Data in a database is organized into collections records. Each record consists of some attributes and each attribute has a name and a value. For example, each account in a bank can be one record where the attributes are account number, balance, name on account, account type, etc. Or in our library example from last time, each record could a book.
The database allows us to manipulate each record individually. The main operations on a database are search for records, insert a new record, update a record, and delete a record.
If we tell the database the types of searches we will do ahead of time (for example, we will most likely be searching bank account records by account number), the database can prepare the data in such a way that these searches are preformed fast.

The above three points are the core of databases: we can access individual records and with some planning make our searches efficient.

Example from wikipedia: page table, revision table. Full list of all tables.

Additional Features

While the above three points are the core features, most databases come with some additional helpful features.

The format for each record can be enforced to be a specific format, i.e. the database can enforce that every bank account record has an account number. In a perfect world, this wouldn't be needed because no software would have bugs, but in the real world the program we write might have a bug (e.g. it would try and add an account without an account number). The database will disallow this so we can more easily detect this bug instead of just successfully adding an invalid record into the database. This is called the data model for the database.
The database guarantees the data does not become corrupted, even in the presence of power failures, the buffering done by the kernel, and any other failure scenario. The basic example here is transferring money between bank accounts. If we naively update one account record to remove the money from the balance, but power fails before we update the second account, we have lost money. The database is more clever and no matter when the power fails either both accounts were updated or neither. These guarantees are ACID.

Local Databases

The sqlite3 module in python implements all of the above features. The actual data storage is inside a single file. We call functions in the sqlite3 module to search or update records, and the module reads and writes the file (and takes advantage of the ability to read and write only part of the file at a time). It is also careful about the file becoming corrupt when power fails or the program crashes.

We call these local databases because all the processing happens within our program (even if it happens in the sqlite3 module, it is still within our single program). There are other local databases, but sqlite3 is by far the most popular.

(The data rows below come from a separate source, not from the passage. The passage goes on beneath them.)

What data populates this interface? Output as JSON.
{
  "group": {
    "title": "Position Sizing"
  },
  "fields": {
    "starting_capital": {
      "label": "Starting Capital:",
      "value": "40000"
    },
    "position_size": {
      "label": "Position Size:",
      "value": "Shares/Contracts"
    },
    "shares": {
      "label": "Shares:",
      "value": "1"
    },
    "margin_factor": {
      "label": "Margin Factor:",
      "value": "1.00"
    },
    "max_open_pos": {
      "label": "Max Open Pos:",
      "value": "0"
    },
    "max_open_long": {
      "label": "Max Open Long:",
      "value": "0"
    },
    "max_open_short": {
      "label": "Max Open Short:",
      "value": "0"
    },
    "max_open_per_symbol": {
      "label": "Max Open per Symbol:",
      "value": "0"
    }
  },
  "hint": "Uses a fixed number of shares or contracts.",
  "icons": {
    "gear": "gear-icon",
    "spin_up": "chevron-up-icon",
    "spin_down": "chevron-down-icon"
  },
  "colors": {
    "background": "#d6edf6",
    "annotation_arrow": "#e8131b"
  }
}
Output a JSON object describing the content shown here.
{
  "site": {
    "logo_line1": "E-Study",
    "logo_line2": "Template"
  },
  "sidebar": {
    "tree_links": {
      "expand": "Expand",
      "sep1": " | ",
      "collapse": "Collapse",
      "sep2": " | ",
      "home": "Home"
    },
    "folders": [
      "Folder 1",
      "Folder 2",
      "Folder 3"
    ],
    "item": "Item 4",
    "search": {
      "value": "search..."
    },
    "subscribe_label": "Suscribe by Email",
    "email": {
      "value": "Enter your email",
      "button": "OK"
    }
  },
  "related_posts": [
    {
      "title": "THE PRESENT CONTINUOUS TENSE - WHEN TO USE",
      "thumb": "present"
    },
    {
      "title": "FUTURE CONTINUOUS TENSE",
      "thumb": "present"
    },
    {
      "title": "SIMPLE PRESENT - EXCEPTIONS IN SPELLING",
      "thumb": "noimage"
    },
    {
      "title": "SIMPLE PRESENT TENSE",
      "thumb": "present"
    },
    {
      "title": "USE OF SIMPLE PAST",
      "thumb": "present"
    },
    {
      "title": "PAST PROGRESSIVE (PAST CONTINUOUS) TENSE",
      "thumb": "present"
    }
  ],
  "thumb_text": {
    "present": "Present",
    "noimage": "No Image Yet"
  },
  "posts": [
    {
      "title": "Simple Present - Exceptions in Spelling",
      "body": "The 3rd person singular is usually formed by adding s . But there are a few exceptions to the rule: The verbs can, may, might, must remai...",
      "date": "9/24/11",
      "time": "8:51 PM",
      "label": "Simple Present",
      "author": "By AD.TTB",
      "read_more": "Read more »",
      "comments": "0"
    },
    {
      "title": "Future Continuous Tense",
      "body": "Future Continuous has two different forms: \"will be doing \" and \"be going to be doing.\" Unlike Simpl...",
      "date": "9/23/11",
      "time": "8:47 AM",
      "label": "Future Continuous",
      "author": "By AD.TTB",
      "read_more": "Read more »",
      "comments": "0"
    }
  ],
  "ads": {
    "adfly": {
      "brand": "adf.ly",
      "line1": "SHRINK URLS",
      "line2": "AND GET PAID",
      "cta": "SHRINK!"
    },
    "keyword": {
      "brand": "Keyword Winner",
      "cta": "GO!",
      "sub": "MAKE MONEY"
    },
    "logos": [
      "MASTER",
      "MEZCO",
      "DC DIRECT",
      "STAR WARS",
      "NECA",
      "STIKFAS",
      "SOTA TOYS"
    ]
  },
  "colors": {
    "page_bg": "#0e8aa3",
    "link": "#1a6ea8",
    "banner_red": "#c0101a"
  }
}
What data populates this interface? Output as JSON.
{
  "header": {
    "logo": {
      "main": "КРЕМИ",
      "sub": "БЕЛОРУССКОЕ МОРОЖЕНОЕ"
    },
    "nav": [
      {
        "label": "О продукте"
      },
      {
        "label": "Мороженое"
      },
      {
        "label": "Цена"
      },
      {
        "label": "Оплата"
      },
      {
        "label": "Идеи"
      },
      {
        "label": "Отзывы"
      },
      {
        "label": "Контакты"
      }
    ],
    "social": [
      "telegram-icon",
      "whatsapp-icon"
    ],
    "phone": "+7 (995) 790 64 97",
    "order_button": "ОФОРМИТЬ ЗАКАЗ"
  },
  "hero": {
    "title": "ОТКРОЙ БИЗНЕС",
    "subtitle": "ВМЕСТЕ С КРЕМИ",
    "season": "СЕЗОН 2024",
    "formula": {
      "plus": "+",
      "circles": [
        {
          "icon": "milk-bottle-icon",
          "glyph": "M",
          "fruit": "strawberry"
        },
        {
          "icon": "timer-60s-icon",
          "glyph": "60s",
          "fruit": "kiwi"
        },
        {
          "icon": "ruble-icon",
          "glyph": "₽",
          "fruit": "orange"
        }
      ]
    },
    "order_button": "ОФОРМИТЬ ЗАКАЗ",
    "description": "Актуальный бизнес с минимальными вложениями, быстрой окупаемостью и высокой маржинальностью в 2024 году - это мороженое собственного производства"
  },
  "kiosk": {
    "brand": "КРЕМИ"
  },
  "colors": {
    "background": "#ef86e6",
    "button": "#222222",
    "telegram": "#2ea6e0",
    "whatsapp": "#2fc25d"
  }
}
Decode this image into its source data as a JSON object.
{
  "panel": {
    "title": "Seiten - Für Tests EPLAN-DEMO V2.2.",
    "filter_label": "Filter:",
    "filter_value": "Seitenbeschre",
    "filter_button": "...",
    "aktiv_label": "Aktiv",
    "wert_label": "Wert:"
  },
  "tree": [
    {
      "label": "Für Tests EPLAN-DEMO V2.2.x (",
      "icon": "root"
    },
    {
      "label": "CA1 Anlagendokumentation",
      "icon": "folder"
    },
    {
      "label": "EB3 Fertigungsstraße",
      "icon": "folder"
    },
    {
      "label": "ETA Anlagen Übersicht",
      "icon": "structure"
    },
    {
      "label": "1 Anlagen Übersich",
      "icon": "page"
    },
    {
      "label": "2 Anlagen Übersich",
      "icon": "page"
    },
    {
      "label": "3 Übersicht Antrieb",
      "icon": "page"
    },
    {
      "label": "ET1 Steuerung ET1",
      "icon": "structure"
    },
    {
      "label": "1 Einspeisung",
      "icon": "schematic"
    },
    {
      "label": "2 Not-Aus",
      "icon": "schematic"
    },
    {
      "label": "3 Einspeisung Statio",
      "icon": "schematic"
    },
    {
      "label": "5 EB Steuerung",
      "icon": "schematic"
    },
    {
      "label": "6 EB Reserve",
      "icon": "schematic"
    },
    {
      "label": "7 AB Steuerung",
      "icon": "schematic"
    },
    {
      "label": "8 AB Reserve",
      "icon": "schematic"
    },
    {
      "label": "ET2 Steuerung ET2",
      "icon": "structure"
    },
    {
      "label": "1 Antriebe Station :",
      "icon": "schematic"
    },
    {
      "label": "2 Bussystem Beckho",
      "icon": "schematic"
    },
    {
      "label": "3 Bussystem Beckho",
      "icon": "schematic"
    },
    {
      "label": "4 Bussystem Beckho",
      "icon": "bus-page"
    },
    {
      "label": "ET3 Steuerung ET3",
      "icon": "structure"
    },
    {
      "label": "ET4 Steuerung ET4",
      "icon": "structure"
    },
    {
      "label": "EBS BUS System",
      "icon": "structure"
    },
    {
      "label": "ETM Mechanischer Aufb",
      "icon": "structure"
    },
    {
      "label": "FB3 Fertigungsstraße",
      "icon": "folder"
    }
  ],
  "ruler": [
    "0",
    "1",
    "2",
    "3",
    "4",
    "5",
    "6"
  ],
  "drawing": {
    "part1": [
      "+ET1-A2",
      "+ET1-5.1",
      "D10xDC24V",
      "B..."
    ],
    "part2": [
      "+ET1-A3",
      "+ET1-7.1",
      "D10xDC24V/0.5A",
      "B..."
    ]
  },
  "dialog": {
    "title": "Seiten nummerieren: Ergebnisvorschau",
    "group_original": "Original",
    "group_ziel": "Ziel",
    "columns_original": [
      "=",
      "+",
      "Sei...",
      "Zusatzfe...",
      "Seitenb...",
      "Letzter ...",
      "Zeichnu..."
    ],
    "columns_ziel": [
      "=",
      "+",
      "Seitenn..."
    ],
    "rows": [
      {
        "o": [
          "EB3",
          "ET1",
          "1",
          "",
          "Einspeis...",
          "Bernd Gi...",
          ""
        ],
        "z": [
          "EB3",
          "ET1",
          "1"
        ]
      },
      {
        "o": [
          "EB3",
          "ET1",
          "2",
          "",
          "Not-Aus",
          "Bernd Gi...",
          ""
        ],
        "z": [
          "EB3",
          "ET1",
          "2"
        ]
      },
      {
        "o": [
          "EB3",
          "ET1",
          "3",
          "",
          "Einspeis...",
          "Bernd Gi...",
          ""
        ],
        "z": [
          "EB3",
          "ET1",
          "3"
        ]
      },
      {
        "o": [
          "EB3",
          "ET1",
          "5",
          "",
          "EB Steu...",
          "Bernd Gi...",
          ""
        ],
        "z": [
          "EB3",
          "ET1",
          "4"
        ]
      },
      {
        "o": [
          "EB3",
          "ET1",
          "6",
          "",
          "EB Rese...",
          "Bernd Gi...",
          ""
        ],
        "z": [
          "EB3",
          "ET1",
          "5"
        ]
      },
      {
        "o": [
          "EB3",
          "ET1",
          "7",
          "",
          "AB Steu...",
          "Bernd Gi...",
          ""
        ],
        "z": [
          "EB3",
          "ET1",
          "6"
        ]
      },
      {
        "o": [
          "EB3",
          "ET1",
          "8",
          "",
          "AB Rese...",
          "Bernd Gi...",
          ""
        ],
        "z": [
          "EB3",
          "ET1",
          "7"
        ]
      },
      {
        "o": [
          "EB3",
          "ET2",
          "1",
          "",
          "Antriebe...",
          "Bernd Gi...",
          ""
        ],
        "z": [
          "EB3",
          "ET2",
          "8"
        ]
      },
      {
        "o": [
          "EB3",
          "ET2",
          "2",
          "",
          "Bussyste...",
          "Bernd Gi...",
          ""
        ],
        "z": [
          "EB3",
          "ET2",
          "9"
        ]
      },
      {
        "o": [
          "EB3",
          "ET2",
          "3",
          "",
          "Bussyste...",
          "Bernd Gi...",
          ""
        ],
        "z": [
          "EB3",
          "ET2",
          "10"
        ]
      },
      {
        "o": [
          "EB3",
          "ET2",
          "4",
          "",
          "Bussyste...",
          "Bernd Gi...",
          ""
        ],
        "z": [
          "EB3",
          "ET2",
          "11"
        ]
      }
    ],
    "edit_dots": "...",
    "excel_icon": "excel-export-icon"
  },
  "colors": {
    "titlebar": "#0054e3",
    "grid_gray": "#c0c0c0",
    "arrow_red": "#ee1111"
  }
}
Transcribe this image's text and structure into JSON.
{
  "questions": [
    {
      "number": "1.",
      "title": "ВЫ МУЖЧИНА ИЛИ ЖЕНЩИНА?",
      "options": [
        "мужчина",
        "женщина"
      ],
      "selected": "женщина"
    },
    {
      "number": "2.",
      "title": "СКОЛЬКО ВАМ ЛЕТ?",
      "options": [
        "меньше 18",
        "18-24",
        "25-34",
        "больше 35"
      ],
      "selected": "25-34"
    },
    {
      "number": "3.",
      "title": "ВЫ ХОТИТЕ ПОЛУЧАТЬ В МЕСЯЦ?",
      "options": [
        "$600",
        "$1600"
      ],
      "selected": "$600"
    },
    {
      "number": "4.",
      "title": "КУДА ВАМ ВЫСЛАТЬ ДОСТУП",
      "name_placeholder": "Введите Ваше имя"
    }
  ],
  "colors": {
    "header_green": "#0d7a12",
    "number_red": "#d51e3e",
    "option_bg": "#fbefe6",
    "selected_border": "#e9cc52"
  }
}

You can see the list of those that python supports here.

We use these local databases when we want record storage for a single program, for example Firefox uses sqlite to store the history of all websites you have visited (one record for each site). It can then use the efficient searches to determine if a link should be colored blue or purple (a purple link for a visited site).

Network Databases

The second kind of database is a database that runs as a separate program from our program. When we want to search/add/update/remove a record, we send the request to the database over the network. The database then sends the response back to us over the network. Each database usually has its own module which handles this network communication and these do not come as part of the standard python library (they must be installed separately). Example databases of this type are MySQL, MariaDB, CouchDB, PostgresSQL, Oracle, SQLServer, and many others.

These network databases then also support several additional features:

multiple programs can all communicate with the database over the network at once, and the database program will respond to all the requests using the same collection of records. For example, the database at a bank storing the accounts can be accessed from the programs running on the bank teller machines plus the programs running on each ATM. The database will provide protection so that multiple programs do not attempt to edit the same record at the same time.
Users, permissions, and security: the database can be configured so that only certain users can access certain records.

Network databases like the above are useful when there are many programs all wanting to work on the same collection of records. The downside is that network databases usually require quite a bit of configuration for users and permissions and they are on the network so you have to worry about security updates. So for many programs they are overkill and either a local database like sqlite3 or just files containing a file format like JSON are more appropriate.

Exercises

Download this csv which contains data on all earthquakes in the past week more than magnitude 2.5. I found that link from this page.
Write a python script to load the csv file using the csv module. You will just need to use rows = csv.reader(f) and then for row in rows like in the simplest example.
Your script should do two things with the data:
- compute the average magnitude of all earthquakes.
- count how many earthquakes occurred in the ring of fire For this exercise, just estimate this by counting the earthquakes with longitudes greater than 130 degrees (which is from Japan to the date line) and smaller than -70 degrees (from near the coast of South America to the date line). Print out the number in the ring of fire, the total number of earthquakes anywhere, and the percentage of earthquakes in the ring of fire.